France, the U.S. and Britain bombed Syrian government sites last month in response to a suspected chemical weapons attack.

Assad’s forces have denied accusations they repeatedly used chemical weapons in Syria’s 7-year-old civil war. Rebels also have been accused of using poison gas.

In the latest report of poison gas being unleashed, the international chemical weapons watchdog said Wednesday that chlorine was likely used as a weapon in the rebel-held northern Syrian town of Saraqeb in early February. The Organization for the Prohibition of Chemical Weapons released details of a report into the chlorine use, but did not say which side in the fighting used it. The OPCW is not mandated to apportion blame for the attack.

The group meeting in Paris on Friday plans to publish information about chemical attacks to name and shame perpetrators and eventually sanction them.

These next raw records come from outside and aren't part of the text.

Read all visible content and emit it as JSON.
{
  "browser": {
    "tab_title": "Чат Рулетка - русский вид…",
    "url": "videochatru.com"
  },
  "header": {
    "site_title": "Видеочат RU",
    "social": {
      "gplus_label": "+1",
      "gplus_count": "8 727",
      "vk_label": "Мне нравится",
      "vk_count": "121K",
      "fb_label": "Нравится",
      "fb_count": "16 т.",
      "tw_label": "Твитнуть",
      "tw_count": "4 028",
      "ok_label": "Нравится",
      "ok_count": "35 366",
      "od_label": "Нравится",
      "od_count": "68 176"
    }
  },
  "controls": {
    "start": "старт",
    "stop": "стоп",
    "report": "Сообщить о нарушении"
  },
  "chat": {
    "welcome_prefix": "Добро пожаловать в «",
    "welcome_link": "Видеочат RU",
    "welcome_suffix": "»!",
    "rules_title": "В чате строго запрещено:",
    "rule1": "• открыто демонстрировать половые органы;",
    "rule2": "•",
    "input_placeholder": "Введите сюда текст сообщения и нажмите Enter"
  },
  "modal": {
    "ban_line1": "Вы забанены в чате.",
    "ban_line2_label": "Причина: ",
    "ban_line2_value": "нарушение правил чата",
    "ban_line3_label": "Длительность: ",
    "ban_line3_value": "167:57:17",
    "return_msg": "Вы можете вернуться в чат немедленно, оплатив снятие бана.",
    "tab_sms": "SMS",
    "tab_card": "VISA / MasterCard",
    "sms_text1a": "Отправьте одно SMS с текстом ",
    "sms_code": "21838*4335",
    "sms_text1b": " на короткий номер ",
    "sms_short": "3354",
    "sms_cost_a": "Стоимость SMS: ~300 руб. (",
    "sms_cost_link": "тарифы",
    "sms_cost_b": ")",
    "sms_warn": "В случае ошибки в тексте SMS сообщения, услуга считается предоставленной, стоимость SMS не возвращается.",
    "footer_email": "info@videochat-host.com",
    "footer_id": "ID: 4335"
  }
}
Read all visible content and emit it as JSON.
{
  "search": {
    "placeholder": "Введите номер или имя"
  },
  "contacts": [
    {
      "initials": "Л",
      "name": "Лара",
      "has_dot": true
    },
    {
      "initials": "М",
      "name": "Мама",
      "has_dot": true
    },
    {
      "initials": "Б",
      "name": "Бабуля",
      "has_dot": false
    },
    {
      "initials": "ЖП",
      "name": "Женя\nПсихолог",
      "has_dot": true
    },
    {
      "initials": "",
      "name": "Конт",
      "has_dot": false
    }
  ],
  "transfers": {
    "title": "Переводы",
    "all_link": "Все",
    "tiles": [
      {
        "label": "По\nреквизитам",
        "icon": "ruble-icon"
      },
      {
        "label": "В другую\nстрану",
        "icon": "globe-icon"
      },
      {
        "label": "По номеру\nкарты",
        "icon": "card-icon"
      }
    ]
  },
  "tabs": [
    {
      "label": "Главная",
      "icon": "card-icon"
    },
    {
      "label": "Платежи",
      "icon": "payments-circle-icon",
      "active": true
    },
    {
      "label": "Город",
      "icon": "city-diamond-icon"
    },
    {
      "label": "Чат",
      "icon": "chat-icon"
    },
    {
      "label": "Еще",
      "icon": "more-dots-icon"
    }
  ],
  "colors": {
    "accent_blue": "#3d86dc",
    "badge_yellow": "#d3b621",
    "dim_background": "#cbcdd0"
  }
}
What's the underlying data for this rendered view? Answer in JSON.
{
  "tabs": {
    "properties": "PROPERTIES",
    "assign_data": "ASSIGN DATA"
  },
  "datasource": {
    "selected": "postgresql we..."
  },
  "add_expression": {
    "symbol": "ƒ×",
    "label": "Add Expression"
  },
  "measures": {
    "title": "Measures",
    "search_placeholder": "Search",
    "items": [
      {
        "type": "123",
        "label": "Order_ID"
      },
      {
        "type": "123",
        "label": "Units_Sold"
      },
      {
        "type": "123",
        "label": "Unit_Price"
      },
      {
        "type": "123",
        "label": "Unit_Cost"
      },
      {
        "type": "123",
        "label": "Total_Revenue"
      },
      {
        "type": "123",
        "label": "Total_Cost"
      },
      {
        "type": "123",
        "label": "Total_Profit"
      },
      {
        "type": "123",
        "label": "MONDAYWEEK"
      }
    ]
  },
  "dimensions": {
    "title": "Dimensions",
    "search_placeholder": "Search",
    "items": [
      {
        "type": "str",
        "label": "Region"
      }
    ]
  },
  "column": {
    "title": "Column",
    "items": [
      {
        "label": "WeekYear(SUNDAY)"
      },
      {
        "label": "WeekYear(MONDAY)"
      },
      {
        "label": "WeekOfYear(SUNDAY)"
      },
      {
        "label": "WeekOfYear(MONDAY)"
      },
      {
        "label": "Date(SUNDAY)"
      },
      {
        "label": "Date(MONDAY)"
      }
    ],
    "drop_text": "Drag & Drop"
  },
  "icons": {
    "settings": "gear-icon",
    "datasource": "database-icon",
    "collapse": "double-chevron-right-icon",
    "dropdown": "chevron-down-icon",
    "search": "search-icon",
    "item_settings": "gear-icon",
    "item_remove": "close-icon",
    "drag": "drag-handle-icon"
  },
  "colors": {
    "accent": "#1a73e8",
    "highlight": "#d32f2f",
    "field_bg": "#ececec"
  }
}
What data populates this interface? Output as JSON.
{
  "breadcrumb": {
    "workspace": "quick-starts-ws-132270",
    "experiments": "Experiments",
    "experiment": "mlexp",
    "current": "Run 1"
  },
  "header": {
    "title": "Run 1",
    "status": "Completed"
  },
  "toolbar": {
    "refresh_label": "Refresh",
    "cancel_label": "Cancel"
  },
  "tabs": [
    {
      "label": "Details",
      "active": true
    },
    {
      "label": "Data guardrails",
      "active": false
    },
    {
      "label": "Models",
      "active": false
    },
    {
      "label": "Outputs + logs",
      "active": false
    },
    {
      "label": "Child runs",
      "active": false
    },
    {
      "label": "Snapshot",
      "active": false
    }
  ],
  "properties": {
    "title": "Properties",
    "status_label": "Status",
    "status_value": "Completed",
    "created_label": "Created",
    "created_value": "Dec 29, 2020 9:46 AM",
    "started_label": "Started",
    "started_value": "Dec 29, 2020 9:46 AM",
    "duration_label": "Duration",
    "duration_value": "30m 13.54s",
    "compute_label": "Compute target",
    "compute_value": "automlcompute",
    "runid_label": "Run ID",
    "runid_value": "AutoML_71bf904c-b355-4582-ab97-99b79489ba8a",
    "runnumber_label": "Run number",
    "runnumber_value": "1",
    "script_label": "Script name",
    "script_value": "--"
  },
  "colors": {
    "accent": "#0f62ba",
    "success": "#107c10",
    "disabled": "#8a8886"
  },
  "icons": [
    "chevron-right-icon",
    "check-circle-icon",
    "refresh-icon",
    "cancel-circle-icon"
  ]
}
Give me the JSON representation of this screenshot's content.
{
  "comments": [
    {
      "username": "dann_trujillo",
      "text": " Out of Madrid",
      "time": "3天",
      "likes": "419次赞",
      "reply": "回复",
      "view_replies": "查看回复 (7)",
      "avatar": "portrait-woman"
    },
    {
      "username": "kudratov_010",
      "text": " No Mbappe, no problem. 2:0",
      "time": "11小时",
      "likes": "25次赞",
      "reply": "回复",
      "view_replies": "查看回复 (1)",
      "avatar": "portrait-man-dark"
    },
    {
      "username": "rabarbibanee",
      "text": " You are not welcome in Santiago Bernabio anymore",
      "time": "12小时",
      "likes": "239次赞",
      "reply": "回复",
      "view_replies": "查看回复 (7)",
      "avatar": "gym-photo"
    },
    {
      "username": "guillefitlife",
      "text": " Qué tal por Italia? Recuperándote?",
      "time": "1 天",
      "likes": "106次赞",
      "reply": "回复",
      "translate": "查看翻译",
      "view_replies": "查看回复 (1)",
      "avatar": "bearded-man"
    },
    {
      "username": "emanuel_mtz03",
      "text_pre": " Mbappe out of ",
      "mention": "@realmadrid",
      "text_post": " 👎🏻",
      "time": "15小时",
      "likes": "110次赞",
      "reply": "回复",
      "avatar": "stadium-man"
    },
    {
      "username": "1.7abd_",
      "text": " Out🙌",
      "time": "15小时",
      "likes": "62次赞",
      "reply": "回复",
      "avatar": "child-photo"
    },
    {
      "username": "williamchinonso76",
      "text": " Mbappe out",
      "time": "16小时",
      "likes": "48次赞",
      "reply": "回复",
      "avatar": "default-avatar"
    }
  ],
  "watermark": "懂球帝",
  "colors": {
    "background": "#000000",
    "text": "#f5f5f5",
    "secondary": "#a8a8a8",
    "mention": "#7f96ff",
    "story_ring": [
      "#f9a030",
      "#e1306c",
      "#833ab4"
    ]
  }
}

Separately in Syria, the U.S.-backed Syrian Democratic Forces continue their push to weed out the last remnants of Islamic State militants in eastern Syria. The force’s main group, the Kurdish People’s Defence Units, said Friday the SDF forces have besieged IS in a batch of land on the eastern banks of the Euphrates river.

The operation is in collaboration with the Iraqi forces across the border. It was launched May 1 and the SDF forces have since seized the village of Bagos and besieged the militants.

The extremists’ stronghold in the area is Hajin town to the north of Bagos. An SDF member said his forces aim to seize Hajin and chase the militants out of the eastern banks of Euphrates and along the border with Iraq before the end of the holy month of Ramadan, which runs until mid-June.

Syrian government forces and Iranian-backed militia are operating on the western side of the Euphrates river.